What is #f(x) = int xe^(x^2-1)-x^2e^x dx# if #f(2) = 7 #?

1 Answer
Mar 30, 2017

#f(x)=e^(x^2-1)/2-e^x(x^2-2x+2)+2e^2-e^3/2+7#

Explanation:

Remember that #\int\ f(x)+-g(x)\ dx=\int\ f(x)\ dx+-\int\ g(x) dx#.

We can separate the integral into #\int\ xe^(x^2-1)\ dx-\int\ x^2e^x\ dx#.

First Integral: #\int\ xe^(x^2-1)\ dx#
For the first integral, we apply a substitution of #u=x^2-1#. Then, #du=2x\ dx#, or #dx=(du)/(2x)#.
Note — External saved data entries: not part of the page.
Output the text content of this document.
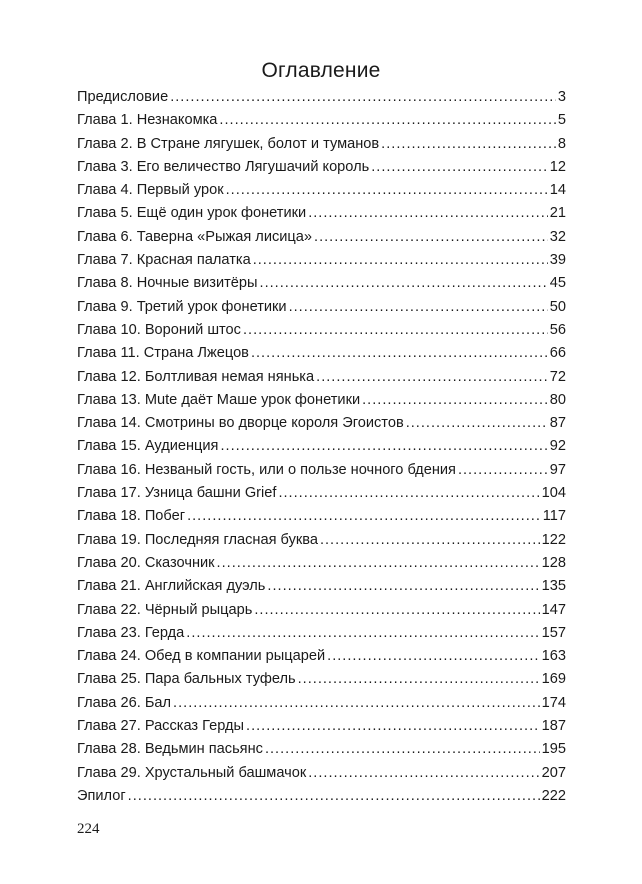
Оглавление
Предисловие .....	3
Глава 1. Незнакомка .....	5
Глава 2. В Стране лягушек, болот и туманов .....	8
Глава 3. Его величество Лягушачий король .....	12
Глава 4. Первый урок .....	14
Глава 5. Ещё один урок фонетики .....	21
Глава 6. Таверна «Рыжая лисица» .....	32
Глава 7. Красная палатка .....	39
Глава 8. Ночные визитёры .....	45
Глава 9. Третий урок фонетики .....	50
Глава 10. Вороний штос .....	56
Глава 11. Страна Лжецов .....	66
Глава 12. Болтливая немая нянька .....	72
Глава 13. Mute даёт Маше урок фонетики .....	80
Глава 14. Смотрины во дворце короля Эгоистов .....	87
Глава 15. Аудиенция .....	92
Глава 16. Незваный гость, или о пользе ночного бдения .....	97
Глава 17. Узница башни Grief .....	104
Глава 18. Побег .....	117
Глава 19. Последняя гласная буква .....	122
Глава 20. Сказочник .....	128
Глава 21. Английская дуэль .....	135
Глава 22. Чёрный рыцарь .....	147
Глава 23. Герда .....	157
Глава 24. Обед в компании рыцарей .....	163
Глава 25. Пара бальных туфель .....	169
Глава 26. Бал .....	174
Глава 27. Рассказ Герды .....	187
Глава 28. Ведьмин пасьянс .....	195
Глава 29. Хрустальный башмачок .....	207
Эпилог .....	222
224
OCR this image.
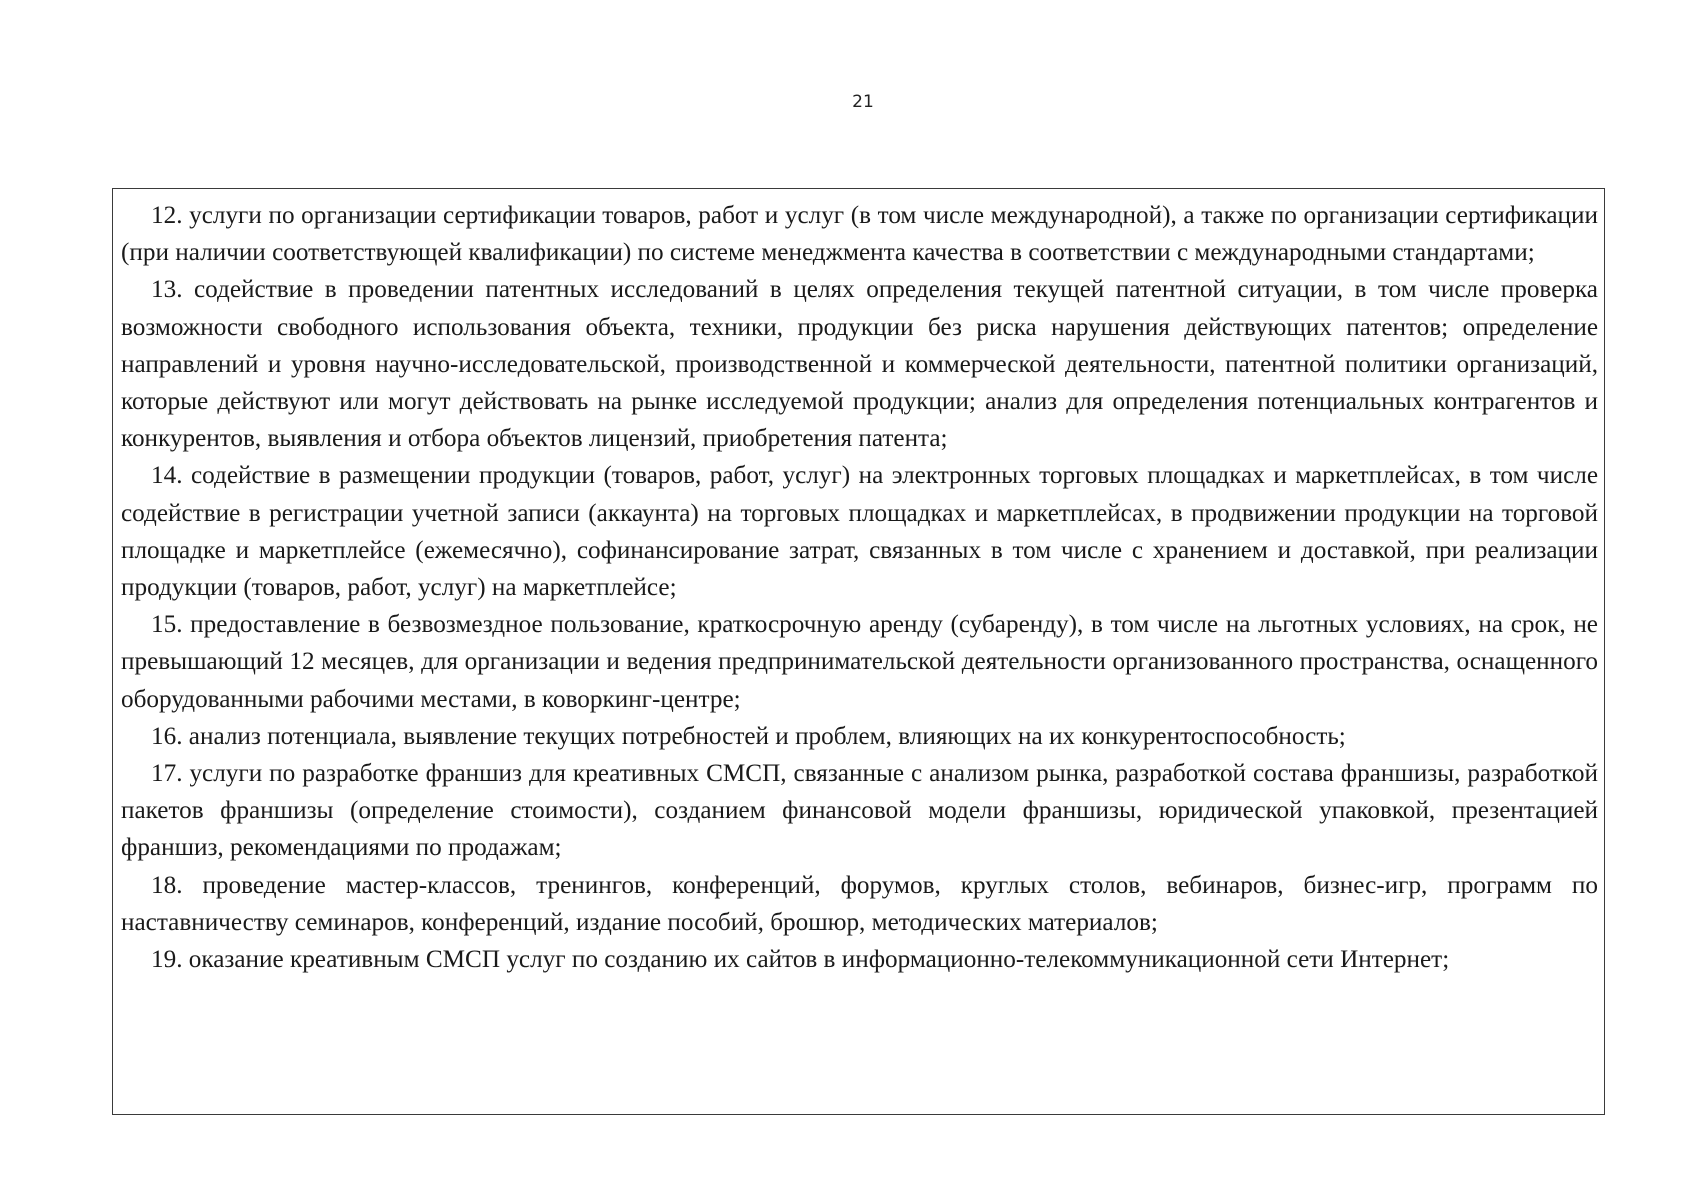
21

12. услуги по организации сертификации товаров, работ и услуг (в том числе международной), а также по организации сертификации (при наличии соответствующей квалификации) по системе менеджмента качества в соответствии с международными стандартами;

13. содействие в проведении патентных исследований в целях определения текущей патентной ситуации, в том числе проверка возможности свободного использования объекта, техники, продукции без риска нарушения действующих патентов; определение направлений и уровня научно-исследовательской, производственной и коммерческой деятельности, патентной политики организаций, которые действуют или могут действовать на рынке исследуемой продукции; анализ для определения потенциальных контрагентов и конкурентов, выявления и отбора объектов лицензий, приобретения патента;

14. содействие в размещении продукции (товаров, работ, услуг) на электронных торговых площадках и маркетплейсах, в том числе содействие в регистрации учетной записи (аккаунта) на торговых площадках и маркетплейсах, в продвижении продукции на торговой площадке и маркетплейсе (ежемесячно), софинансирование затрат, связанных в том числе с хранением и доставкой, при реализации продукции (товаров, работ, услуг) на маркетплейсе;

15. предоставление в безвозмездное пользование, краткосрочную аренду (субаренду), в том числе на льготных условиях, на срок, не превышающий 12 месяцев, для организации и ведения предпринимательской деятельности организованного пространства, оснащенного оборудованными рабочими местами, в коворкинг-центре;

16. анализ потенциала, выявление текущих потребностей и проблем, влияющих на их конкурентоспособность;

17. услуги по разработке франшиз для креативных СМСП, связанные с анализом рынка, разработкой состава франшизы, разработкой пакетов франшизы (определение стоимости), созданием финансовой модели франшизы, юридической упаковкой, презентацией франшиз, рекомендациями по продажам;

18. проведение мастер-классов, тренингов, конференций, форумов, круглых столов, вебинаров, бизнес-игр, программ по наставничеству семинаров, конференций, издание пособий, брошюр, методических материалов;

19. оказание креативным СМСП услуг по созданию их сайтов в информационно-телекоммуникационной сети Интернет;
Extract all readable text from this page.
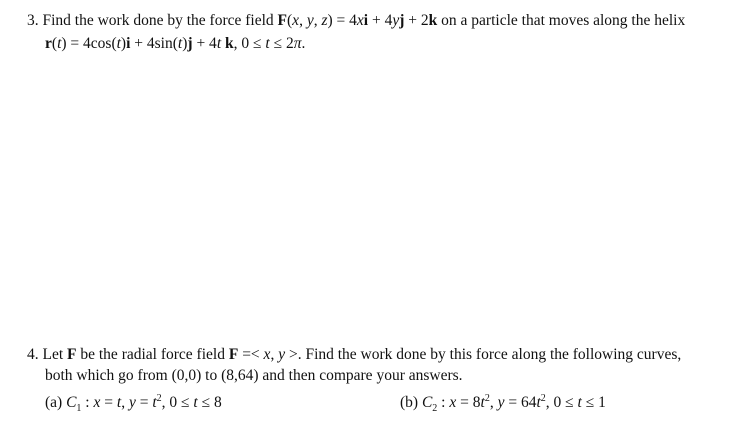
3. Find the work done by the force field F(x, y, z) = 4xi + 4yj + 2k on a particle that moves along the helix
r(t) = 4cos(t)i + 4sin(t)j + 4t k, 0 ≤ t ≤ 2π.
4. Let F be the radial force field F =< x, y >. Find the work done by this force along the following curves,
both which go from (0,0) to (8,64) and then compare your answers.
(a) $C_1$ : x = t, $y = t^2$, 0 ≤ t ≤ 8	(b) $C_2$ : $x = 8t^2$, $y = 64t^2$, 0 ≤ t ≤ 1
We substitute these values into the integral: #\int\ (xe^u\ du)/(2x)=\int\ e^u/2\ du=e^u/2+C#. Substituting #u=x^2-1# in, we get #e^(x^2-1)/2+C#.

Second Integral: #\int\ x^2e^x\ dx#
We apply integration by parts here: #\int\ u\ dv=uv-\int\ v\ du#. Following the LIATE rule, we set #u=x^2# and #dv=e^x#. Then, #du=2x# and #v=e^x#.

Substituting these in, we get #\int\ x^2e^x\ dx=x^2e^x-\int\ e^x2x\ dx#. We use integration by parts again. This time, #u=2x#, #dv=e^x#, #du=2#, and #v=e^x#.

Then, #\int\ e^x\2x\ dx=2xe^x-\int\ 2e^x\ dx=2xe^x-2e^x+C#.

We substitute this back in: #\int\ x^2e^x\ dx=x^2e^x-\int\ e^x2x\ dx=x^2e^x-2xe^x+2e^x+C#.

Finally, we bring everything back together: #\int\ xe^(x^2-1)\ dx-\int\ x^2e^x\ dx=e^(x^2-1)/2-x^2e^x+2xe^x-2e^x+C=e^(x^2-1)/2-e^x(x^2-2x+2)+C#.

We are given one condition that f(2)=7. Therefore, when #x=2#, #e^(x^2-1)/2-e^x(x^2-2x+2)+C=7#. We need to find the constant #C# such that #-2e^2+e^3/2+C=7#. Solving this, we get that #C=7+2e^2-e^3/2#.

Therefore, #f(x)=e^(x^2-1)/2-e^x(x^2-2x+2)+2e^2-e^3/2+7#.